Today, October 19, Procter & Gamble (PG) reported fiscal year first quarter earnings of $1.61 against Wall Street projections of $1.59. (That’s down 1% from the first quarter of the prior fiscal year.) Sales grew to $20.34 billion versus Wall Street expectations of $19.89 billion. Organic revenue growth was 4% against Wall Street expectations for 2.1%.
So as the close the stock is down 1.18%.
And the results today are seen as disappointing.
To figure out why, look beyond those top of the report numbers to the squeeze on margins from higher raw materials costs and from rising expenses for shipping.
For the quarter, gross margin fell short of expectations. And the problem isn’t going to be limited to this quarter. The company forecast $2.3 billion in after-tax expenses in the current fiscal year from higher raw materials and fringe costs. That’s an increase from the prior guidance of $1.9 billion for the year.

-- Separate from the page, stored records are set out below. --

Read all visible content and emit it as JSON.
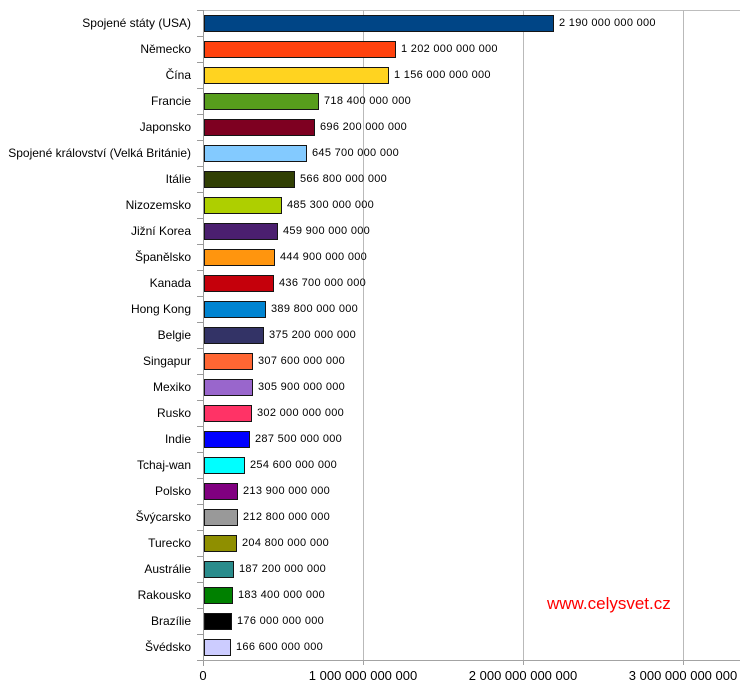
{
  "watermark": {
    "text": "www.celysvet.cz",
    "color": "#ff0000"
  },
  "style": {
    "background": "#ffffff",
    "gridline_color": "#b9b9b9",
    "axis_color": "#9a9a9a",
    "bar_border_color": "#151515",
    "text_color": "#000000"
  },
  "chart_data": {
    "type": "bar",
    "orientation": "horizontal",
    "title": "",
    "xlabel": "",
    "ylabel": "",
    "grid": "vertical major gridlines",
    "legend": "none",
    "xlim": [
      0,
      3340000000000
    ],
    "categories": [
      "Spojené státy (USA)",
      "Německo",
      "Čína",
      "Francie",
      "Japonsko",
      "Spojené království (Velká Británie)",
      "Itálie",
      "Nizozemsko",
      "Jižní Korea",
      "Španělsko",
      "Kanada",
      "Hong Kong",
      "Belgie",
      "Singapur",
      "Mexiko",
      "Rusko",
      "Indie",
      "Tchaj-wan",
      "Polsko",
      "Švýcarsko",
      "Turecko",
      "Austrálie",
      "Rakousko",
      "Brazílie",
      "Švédsko"
    ],
    "values": [
      2190000000000,
      1202000000000,
      1156000000000,
      718400000000,
      696200000000,
      645700000000,
      566800000000,
      485300000000,
      459900000000,
      444900000000,
      436700000000,
      389800000000,
      375200000000,
      307600000000,
      305900000000,
      302000000000,
      287500000000,
      254600000000,
      213900000000,
      212800000000,
      204800000000,
      187200000000,
      183400000000,
      176000000000,
      166600000000
    ],
    "value_labels": [
      "2 190 000 000 000",
      "1 202 000 000 000",
      "1 156 000 000 000",
      "718 400 000 000",
      "696 200 000 000",
      "645 700 000 000",
      "566 800 000 000",
      "485 300 000 000",
      "459 900 000 000",
      "444 900 000 000",
      "436 700 000 000",
      "389 800 000 000",
      "375 200 000 000",
      "307 600 000 000",
      "305 900 000 000",
      "302 000 000 000",
      "287 500 000 000",
      "254 600 000 000",
      "213 900 000 000",
      "212 800 000 000",
      "204 800 000 000",
      "187 200 000 000",
      "183 400 000 000",
      "176 000 000 000",
      "166 600 000 000"
    ],
    "bar_colors": [
      "#004586",
      "#ff420e",
      "#ffd320",
      "#579d1c",
      "#7e0021",
      "#83caff",
      "#314004",
      "#aecf00",
      "#4b1f6f",
      "#ff950e",
      "#c5000b",
      "#0084d1",
      "#333366",
      "#ff6633",
      "#9966cc",
      "#ff3366",
      "#0000ff",
      "#00ffff",
      "#800080",
      "#999999",
      "#8f8f00",
      "#2a8c8c",
      "#008000",
      "#000000",
      "#ccccff"
    ],
    "x_axis": {
      "tick_labels": [
        "0",
        "1 000 000 000 000",
        "2 000 000 000 000",
        "3 000 000 000 000"
      ],
      "tick_values": [
        0,
        1000000000000,
        2000000000000,
        3000000000000
      ]
    }
  }
}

In its earnings conference call the company said, “Core gross margin decreased 370 basis points and currency neutral core gross margin was down 390 basis points. Higher commodity and freight cost impacts combined were a 400 basis point hit to gross margins, mix was an 80 basis points headwind, primarily due to geographic impacts. Productivity savings, pricing and foreign exchange provided a partial offsets to the gross margin headwinds….Core operating margin decreased 260 basis points. Currency neutral core operating margin declined 270 basis points.”
The implications are scary for the Main Street economy. Procter & Gamble is very disciplined at managing costs. The this quarter, the drop in margins came despite Productivity improvements that added 180 basis points in the quarter.
Most companies don’t have the market share clout to get the kinds of deals that Procter & Gamble can get on raw materials and shipping. And most don’t have Procter & Gamble’s discipline on cutting costs.
If you’re trying to track inflation and inflation expectations going forward, I’d note that Procter & Gamble warning that it pass along cost increases to consumers in higher prices.